Tellingly, Turner cites Deuteronomy, the Quran, the Roman Code, the Universal Declaration of Human Rights and the Fifth, Sixth and 14th Amendments to the U.S. Constitution in his argument to muzzle the press, yet makes absolutely no mention whatsoever of the First Amendment, which clearly states: “Congress shall make no law … abridging the freedom of speech, or of the press.” (Subsequent amendments, as well as Supreme Court decisions, have broadened “Congress” to include all governmental bodies at the federal, state and local levels.)

Turner blasts columns by Vennochi, Reilly and Fitzgerald, saying they have “unashamedly proclaimed my guilt.” He also claims that Globe columnist Adrian Walker’s interview with Ron Wilburn, the cooperating government witness, is proof that the FBI’s affidavit against Turner is full of lies (not how I would interpret it). And Turner includes this tantalizing tidbit:

Even Howie Carr, self proclaimed protector of the public good and verbal slayer of public officials who betray their trust has not even mumbled one word about the fact that the US Attorney’s wire is making accusations against him.

Really? Does anyone know what Turner is referring to? The ball’s in your court, Howie.

Not to save the best part for last, but Turner closes by recommending legal sanctions against journalists who discuss “the ‘evidence’ in the court of public opinion before it has been presented in a court of law,” including:

  • “State legal policy should be significantly reformed to promote respect for the presumption of innocence among state officials, mass media representatives, and citizens.”
  • “Mass media outlets must be prohibited from spreading information that conflicts with the presumption of innocence.”

Now, let me move on to the fallacy at the heart of Turner’s proposal to round up journalists and send them to re-education camp.

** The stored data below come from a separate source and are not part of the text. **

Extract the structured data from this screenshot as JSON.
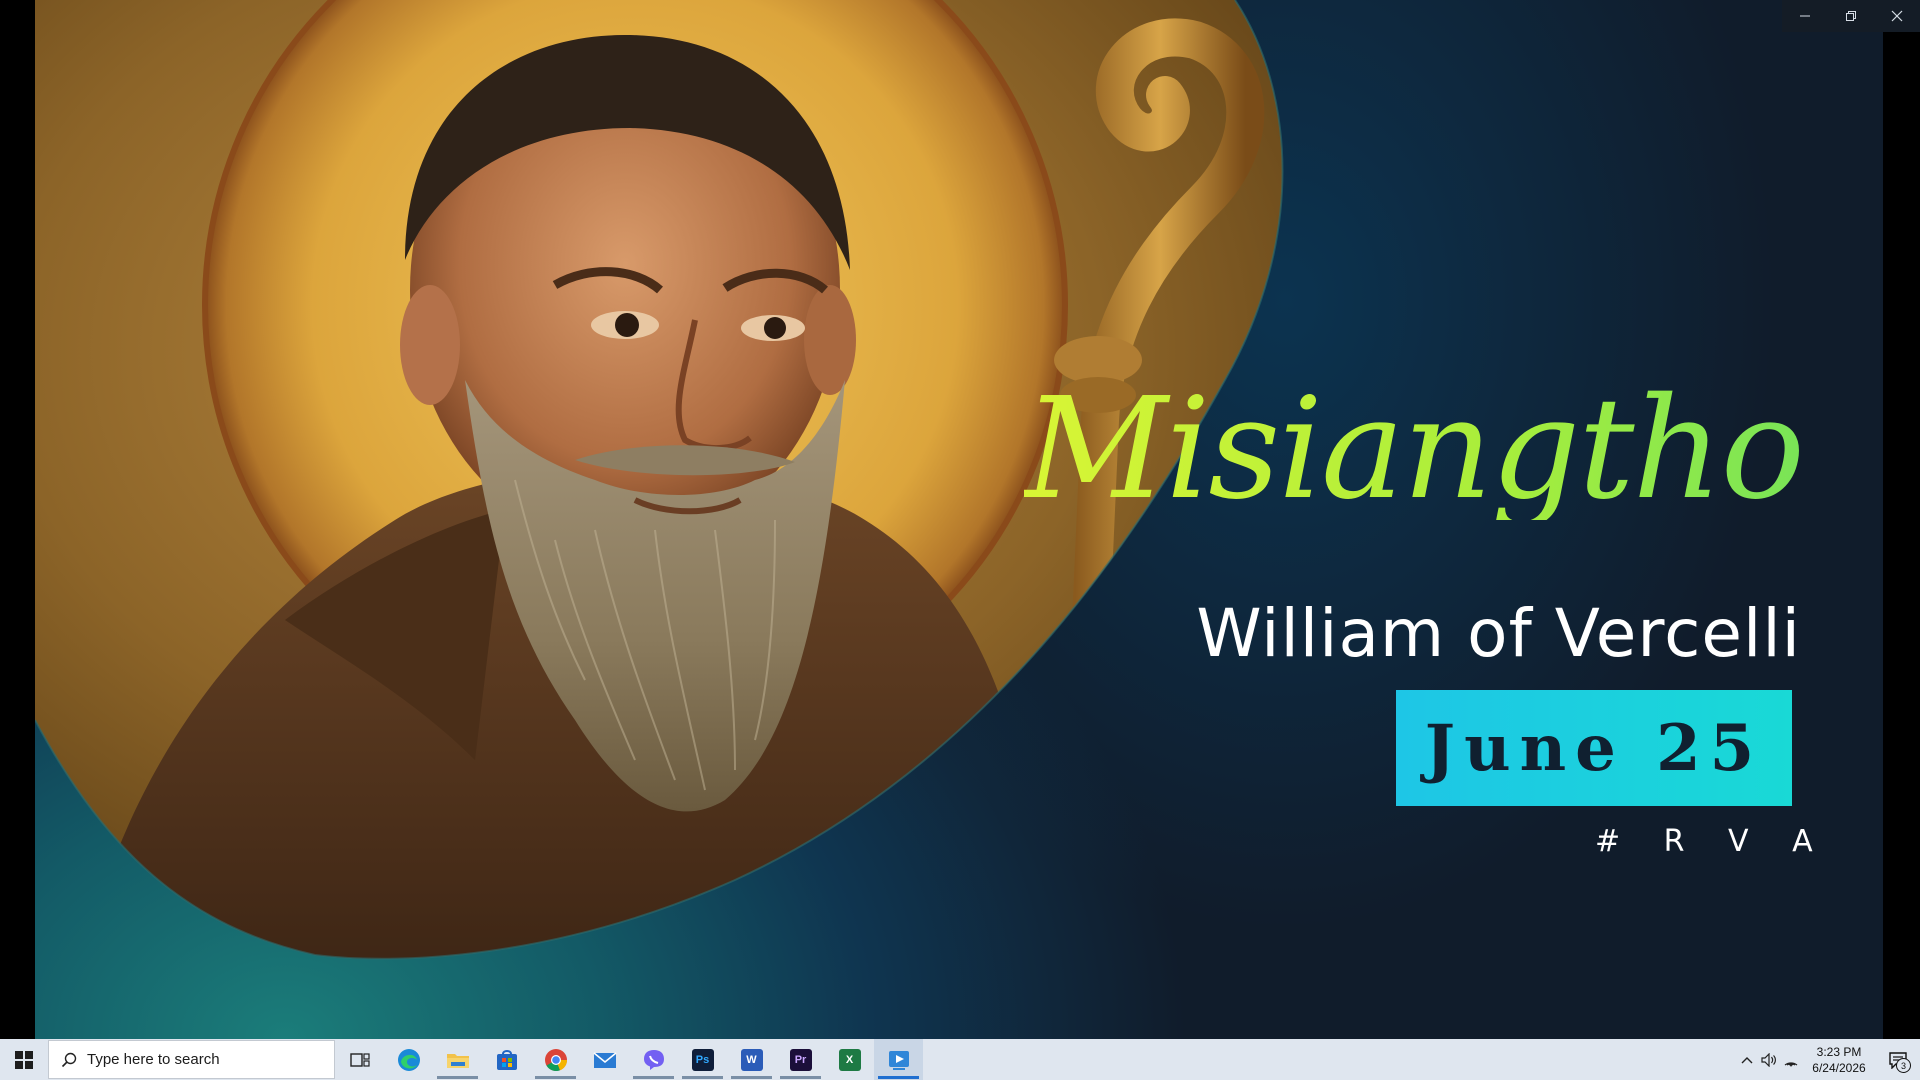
{
  "window": {
    "minimize_icon": "minimize-icon",
    "restore_icon": "restore-icon",
    "close_icon": "close-icon"
  },
  "slide": {
    "painting": "portrait-painting",
    "title": "Misiangtho",
    "subtitle": "William of Vercelli",
    "date": "June 25",
    "hashtag": "# R V A",
    "colors": {
      "title_gradient_start": "#d9f535",
      "title_gradient_end": "#79e457",
      "date_box": "#19d0df",
      "background_dark": "#101c2b",
      "background_teal": "#1b7d7a"
    }
  },
  "taskbar": {
    "search_placeholder": "Type here to search",
    "apps": [
      {
        "name": "task-view",
        "icon": "task-view-icon"
      },
      {
        "name": "edge",
        "icon": "edge-icon"
      },
      {
        "name": "file-explorer",
        "icon": "folder-icon"
      },
      {
        "name": "microsoft-store",
        "icon": "store-icon"
      },
      {
        "name": "chrome",
        "icon": "chrome-icon"
      },
      {
        "name": "mail",
        "icon": "mail-icon"
      },
      {
        "name": "viber",
        "icon": "viber-icon"
      },
      {
        "name": "photoshop",
        "label": "Ps",
        "icon": "photoshop-icon"
      },
      {
        "name": "word",
        "label": "W",
        "icon": "word-icon"
      },
      {
        "name": "premiere",
        "label": "Pr",
        "icon": "premiere-icon"
      },
      {
        "name": "excel",
        "label": "X",
        "icon": "excel-icon"
      },
      {
        "name": "media-player",
        "icon": "media-player-icon"
      }
    ],
    "tray": {
      "time": "3:23 PM",
      "date": "6/24/2026",
      "notification_count": "3"
    }
  }
}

Yes, the legal system is required to presume that Turner is innocent unless it can be shown beyond a reasonable doubt that he is not. But the media are under no such constraints.

Turner is free to avail himself of the libel laws if he believes a journalist has said something about him that is false, defamatory and, as he is a public official, made with knowing falsity or reckless disregard for the truth. And there are circumstances in which the courts will intervene by way of gag orders on the lawyers in order to balance the First Amendment with the Sixth, which guarantees the right to a fair trial.

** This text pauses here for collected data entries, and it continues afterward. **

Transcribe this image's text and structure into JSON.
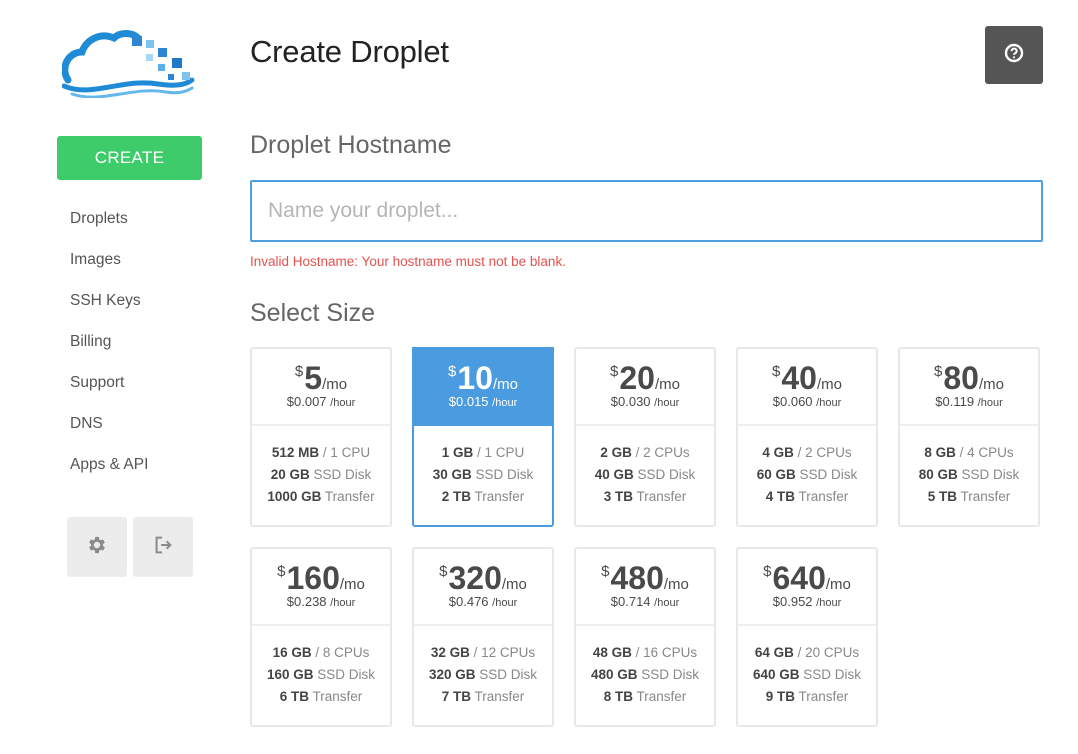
{
  "sidebar": {
    "create_label": "CREATE",
    "nav": [
      "Droplets",
      "Images",
      "SSH Keys",
      "Billing",
      "Support",
      "DNS",
      "Apps & API"
    ]
  },
  "header": {
    "title": "Create Droplet"
  },
  "hostname": {
    "section_title": "Droplet Hostname",
    "placeholder": "Name your droplet...",
    "value": "",
    "error": "Invalid Hostname: Your hostname must not be blank."
  },
  "size": {
    "section_title": "Select Size",
    "selected_index": 1,
    "plans": [
      {
        "currency": "$",
        "price": "5",
        "per": "/mo",
        "hourly": "$0.007",
        "hour_unit": "/hour",
        "ram": "512 MB",
        "cpu": "/ 1 CPU",
        "disk": "20 GB",
        "disk_label": "SSD Disk",
        "transfer": "1000 GB",
        "transfer_label": "Transfer"
      },
      {
        "currency": "$",
        "price": "10",
        "per": "/mo",
        "hourly": "$0.015",
        "hour_unit": "/hour",
        "ram": "1 GB",
        "cpu": "/ 1 CPU",
        "disk": "30 GB",
        "disk_label": "SSD Disk",
        "transfer": "2 TB",
        "transfer_label": "Transfer"
      },
      {
        "currency": "$",
        "price": "20",
        "per": "/mo",
        "hourly": "$0.030",
        "hour_unit": "/hour",
        "ram": "2 GB",
        "cpu": "/ 2 CPUs",
        "disk": "40 GB",
        "disk_label": "SSD Disk",
        "transfer": "3 TB",
        "transfer_label": "Transfer"
      },
      {
        "currency": "$",
        "price": "40",
        "per": "/mo",
        "hourly": "$0.060",
        "hour_unit": "/hour",
        "ram": "4 GB",
        "cpu": "/ 2 CPUs",
        "disk": "60 GB",
        "disk_label": "SSD Disk",
        "transfer": "4 TB",
        "transfer_label": "Transfer"
      },
      {
        "currency": "$",
        "price": "80",
        "per": "/mo",
        "hourly": "$0.119",
        "hour_unit": "/hour",
        "ram": "8 GB",
        "cpu": "/ 4 CPUs",
        "disk": "80 GB",
        "disk_label": "SSD Disk",
        "transfer": "5 TB",
        "transfer_label": "Transfer"
      },
      {
        "currency": "$",
        "price": "160",
        "per": "/mo",
        "hourly": "$0.238",
        "hour_unit": "/hour",
        "ram": "16 GB",
        "cpu": "/ 8 CPUs",
        "disk": "160 GB",
        "disk_label": "SSD Disk",
        "transfer": "6 TB",
        "transfer_label": "Transfer"
      },
      {
        "currency": "$",
        "price": "320",
        "per": "/mo",
        "hourly": "$0.476",
        "hour_unit": "/hour",
        "ram": "32 GB",
        "cpu": "/ 12 CPUs",
        "disk": "320 GB",
        "disk_label": "SSD Disk",
        "transfer": "7 TB",
        "transfer_label": "Transfer"
      },
      {
        "currency": "$",
        "price": "480",
        "per": "/mo",
        "hourly": "$0.714",
        "hour_unit": "/hour",
        "ram": "48 GB",
        "cpu": "/ 16 CPUs",
        "disk": "480 GB",
        "disk_label": "SSD Disk",
        "transfer": "8 TB",
        "transfer_label": "Transfer"
      },
      {
        "currency": "$",
        "price": "640",
        "per": "/mo",
        "hourly": "$0.952",
        "hour_unit": "/hour",
        "ram": "64 GB",
        "cpu": "/ 20 CPUs",
        "disk": "640 GB",
        "disk_label": "SSD Disk",
        "transfer": "9 TB",
        "transfer_label": "Transfer"
      }
    ]
  },
  "icons": {
    "logo": "cloud-logo-icon",
    "help": "question-circle-icon",
    "settings": "gear-icon",
    "logout": "sign-out-icon"
  },
  "colors": {
    "create": "#3ecb6a",
    "accent": "#4a9be0",
    "error": "#e5524e",
    "help_bg": "#555555",
    "logo_blue": "#1f8ad6"
  }
}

But this is not North Korea, or even Britain, where the press has far fewer protections than it does in the United States. (I’ve had a couple of interesting discussions with my editor at the Guardian, whose home office is in Manchester, England.) In the U.S., everyone is free to speak and write the truth as he or she sees it.

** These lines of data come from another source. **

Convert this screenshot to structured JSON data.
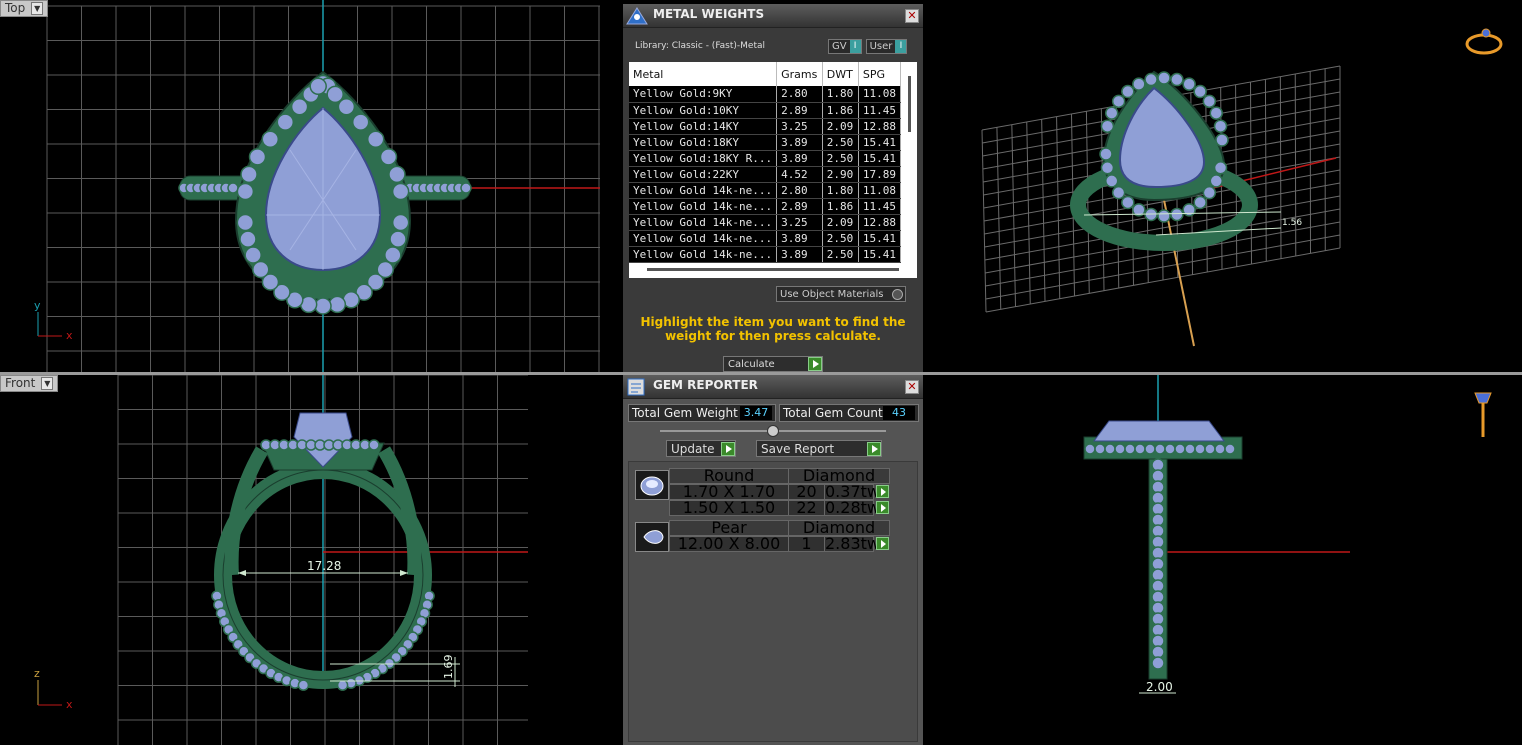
{
  "viewports": {
    "top_left": {
      "label": "Top"
    },
    "bottom_left": {
      "label": "Front"
    },
    "top_right": {
      "label": ""
    },
    "bottom_right": {
      "label": ""
    },
    "axes": {
      "y": "y",
      "x": "x",
      "z": "z"
    },
    "dimensions": {
      "ring_size": "17.28",
      "band_height": "1.69",
      "shank_width": "2.00",
      "side_note": "1.56"
    }
  },
  "metal_weights": {
    "title": "METAL WEIGHTS",
    "library": "Library: Classic - (Fast)-Metal",
    "toggle_gv": "GV",
    "toggle_user": "User",
    "columns": [
      "Metal",
      "Grams",
      "DWT",
      "SPG"
    ],
    "rows": [
      [
        "Yellow Gold:9KY",
        "2.80",
        "1.80",
        "11.08"
      ],
      [
        "Yellow Gold:10KY",
        "2.89",
        "1.86",
        "11.45"
      ],
      [
        "Yellow Gold:14KY",
        "3.25",
        "2.09",
        "12.88"
      ],
      [
        "Yellow Gold:18KY",
        "3.89",
        "2.50",
        "15.41"
      ],
      [
        "Yellow Gold:18KY R...",
        "3.89",
        "2.50",
        "15.41"
      ],
      [
        "Yellow Gold:22KY",
        "4.52",
        "2.90",
        "17.89"
      ],
      [
        "Yellow Gold 14k-ne...",
        "2.80",
        "1.80",
        "11.08"
      ],
      [
        "Yellow Gold 14k-ne...",
        "2.89",
        "1.86",
        "11.45"
      ],
      [
        "Yellow Gold 14k-ne...",
        "3.25",
        "2.09",
        "12.88"
      ],
      [
        "Yellow Gold 14k-ne...",
        "3.89",
        "2.50",
        "15.41"
      ],
      [
        "Yellow Gold 14k-ne...",
        "3.89",
        "2.50",
        "15.41"
      ]
    ],
    "use_object_materials": "Use Object Materials",
    "hint": "Highlight the item you want to find the weight for then press calculate.",
    "calculate": "Calculate"
  },
  "gem_reporter": {
    "title": "GEM REPORTER",
    "total_weight_label": "Total Gem Weight",
    "total_weight": "3.47",
    "total_count_label": "Total Gem Count",
    "total_count": "43",
    "update": "Update",
    "save_report": "Save Report",
    "groups": [
      {
        "cut": "Round",
        "type": "Diamond",
        "rows": [
          {
            "size": "1.70 X 1.70",
            "count": "20",
            "weight": "0.37tw"
          },
          {
            "size": "1.50 X 1.50",
            "count": "22",
            "weight": "0.28tw"
          }
        ]
      },
      {
        "cut": "Pear",
        "type": "Diamond",
        "rows": [
          {
            "size": "12.00 X 8.00",
            "count": "1",
            "weight": "2.83tw"
          }
        ]
      }
    ]
  },
  "colors": {
    "metal": "#2e6e4f",
    "gem": "#8f9fd6",
    "grid": "#5a5a5a",
    "x_axis": "#c01818",
    "y_axis": "#1aa0b0",
    "hint": "#f2c200"
  }
}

By the way, I am willing to grant Turner the presumption of innocence. Taking cash from a supplicant shows incredibly poor judgment, but let’s wait and see if it adds up to a criminal act. (Although I was unimpressed by Turner’s claim that the photo might have been doctored — a subject with which Turner has some passing familiarity.)

Regardless of whether Turner is guilty of bribe-taking, though, he has already convicted himself of holding freedom of the press in utter contempt.